Each entry represents a request or response:

public class TraceEntry
{
    public TraceEntryType Type { get; set; }    // Request or Response
    public int Index { get; set; }               // Matches request to response
    public string? Prompt { get; set; }          // For requests
    public string? Text { get; set; }            // For responses
    public long? DurationMs { get; set; }
    public TraceTokenUsage? TokenUsage { get; set; }
    public List<TraceToolCall>? ToolCalls { get; set; }
    public TraceError? Error { get; set; }
    public bool IsStreaming { get; set; }
    public List<TraceStreamChunk>? StreamingChunks { get; set; }
}

WorkflowTrace

For multi-agent workflows:

public class WorkflowTrace
{
    public string Version { get; set; }
    public string TraceName { get; set; }
    public DateTimeOffset CapturedAt { get; set; }
    public string? WorkflowType { get; set; }
    public string? OriginalPrompt { get; set; }
    public string? FinalOutput { get; set; }
    public List<string> ExecutorIds { get; set; }
    public List<WorkflowTraceStep> Steps { get; set; }
    public WorkflowTracePerformance?
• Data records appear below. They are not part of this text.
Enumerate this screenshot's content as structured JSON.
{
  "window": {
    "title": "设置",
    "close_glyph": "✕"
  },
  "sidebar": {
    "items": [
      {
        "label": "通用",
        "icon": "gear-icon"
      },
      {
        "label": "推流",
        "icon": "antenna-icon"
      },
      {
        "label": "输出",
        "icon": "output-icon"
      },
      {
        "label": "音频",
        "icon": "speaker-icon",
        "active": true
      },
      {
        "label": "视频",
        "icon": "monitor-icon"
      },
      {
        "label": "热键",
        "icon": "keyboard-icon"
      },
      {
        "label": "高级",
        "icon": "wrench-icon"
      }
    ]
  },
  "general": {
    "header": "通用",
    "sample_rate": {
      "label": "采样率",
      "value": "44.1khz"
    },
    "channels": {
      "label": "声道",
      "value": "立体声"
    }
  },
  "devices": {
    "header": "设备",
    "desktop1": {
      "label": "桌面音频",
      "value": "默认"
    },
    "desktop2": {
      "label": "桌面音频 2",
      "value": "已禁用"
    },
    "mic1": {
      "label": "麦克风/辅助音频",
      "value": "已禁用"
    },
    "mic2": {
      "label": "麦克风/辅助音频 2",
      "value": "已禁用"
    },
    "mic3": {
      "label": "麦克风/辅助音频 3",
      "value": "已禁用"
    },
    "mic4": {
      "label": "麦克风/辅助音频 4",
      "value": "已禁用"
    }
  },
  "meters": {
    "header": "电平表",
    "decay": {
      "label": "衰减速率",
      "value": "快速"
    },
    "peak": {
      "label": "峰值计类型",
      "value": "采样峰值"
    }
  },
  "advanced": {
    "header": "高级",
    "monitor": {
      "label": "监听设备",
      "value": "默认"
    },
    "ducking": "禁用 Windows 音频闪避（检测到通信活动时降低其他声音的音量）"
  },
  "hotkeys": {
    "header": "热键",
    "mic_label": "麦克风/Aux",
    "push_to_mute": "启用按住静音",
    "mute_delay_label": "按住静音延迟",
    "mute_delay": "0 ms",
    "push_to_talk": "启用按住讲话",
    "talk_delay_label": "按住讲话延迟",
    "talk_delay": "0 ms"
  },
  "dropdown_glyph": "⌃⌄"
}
Performance { get; set; }
}

Serialization

Save and Load Traces

// Save trace to JSON
await TraceSerializer.SaveToFileAsync(trace, "trace.json");
await WorkflowTraceSerializer.SaveToFileAsync(workflowTrace, "workflow.json");

// Load trace from JSON
var loadedTrace = await TraceSerializer.LoadFromFileAsync("trace.json");
var loadedWorkflow = await WorkflowTraceSerializer.LoadFromFileAsync("workflow.json");

JSON Format

Traces are stored in human-readable JSON:

{
  "version": "1.0",
  "traceName": "weather_query",
  "capturedAt": "2026-01-08T12:00:00Z",
  "agentName": "WeatherAgent",
  "entries": [
    {
      "type": "Request",
      "index": 0,
      "prompt": "What's the weather in Seattle?"
    },
    {
      "type": "Response",
      "index": 0,
      "text": "The weather in Seattle is currently 52°F with light rain.",
      "durationMs": 1234,
      "tokenUsage": {
        "promptTokens": 15,
        "completionTokens": 20
      },
      "toolCalls": [
        {
          "name": "GetWeather",
          "result": "{\"temp\": 52, \"condition\": \"rain\"}",
          "succeeded": true
        }
      ]
    }
  ],
  "performance": {
    "totalDurationMs": 1234,
    "totalPromptTokens": 15,
    "totalCompletionTokens": 20,
    "callCount": 1
  }
}

Best Practices

1. Test Organization

Store traces alongside your tests:

tests/
├── traces/
│   ├── weather-agent.json
│   ├── booking-workflow.json
│   └── chat-session.json
├── AgentTests.cs
└── WorkflowTests.cs

2. Version Control

Commit traces to source control for regression evaluation:

git add tests/traces/*.json
git commit -m "Add baseline traces for v1.0"

3. CI/CD Integration

Use replay in CI pipelines without API credentials:

- name: Run Agent Tests
  run: dotnet test --filter "Category=Replay"
  # No AZURE_OPENAI_API_KEY needed!

4. Golden Master Evaluation

Compare new responses against recorded "golden" responses:

var goldenTrace = await TraceSerializer.LoadFromFileAsync("golden-weather.json");
var currentAgent = new WeatherAgent(client);
await using var currentRecorder = new TraceRecordingAgent(currentAgent, "golden_test");

var currentResponse = await currentRecorder.InvokeAsync("Weather in Seattle?");
var goldenResponse = goldenTrace.Entries.First(e => e.Type == TraceEntryType.Response).Text;

Assert.Equal(goldenResponse, currentResponse);

5. Performance Baseline

Compare performance metrics over time:

var oldTrace = await TraceSerializer.LoadFromFileAsync("baseline.json");
var newTrace = recorder.Trace;

var oldDuration = oldTrace.Entries.First(e => e.Type == TraceEntryType.Response).DurationMs;
var newDuration = newTrace.Entries.First(e => e.Type == TraceEntryType.Response).DurationMs;

Assert.True(newDuration <= oldDuration * 1.1, 
    $"Performance regression: {newDuration}ms > 110% of {oldDuration}ms");

See Sample 13 for runnable examples of single-agent, multi-turn, workflow, and streaming traces.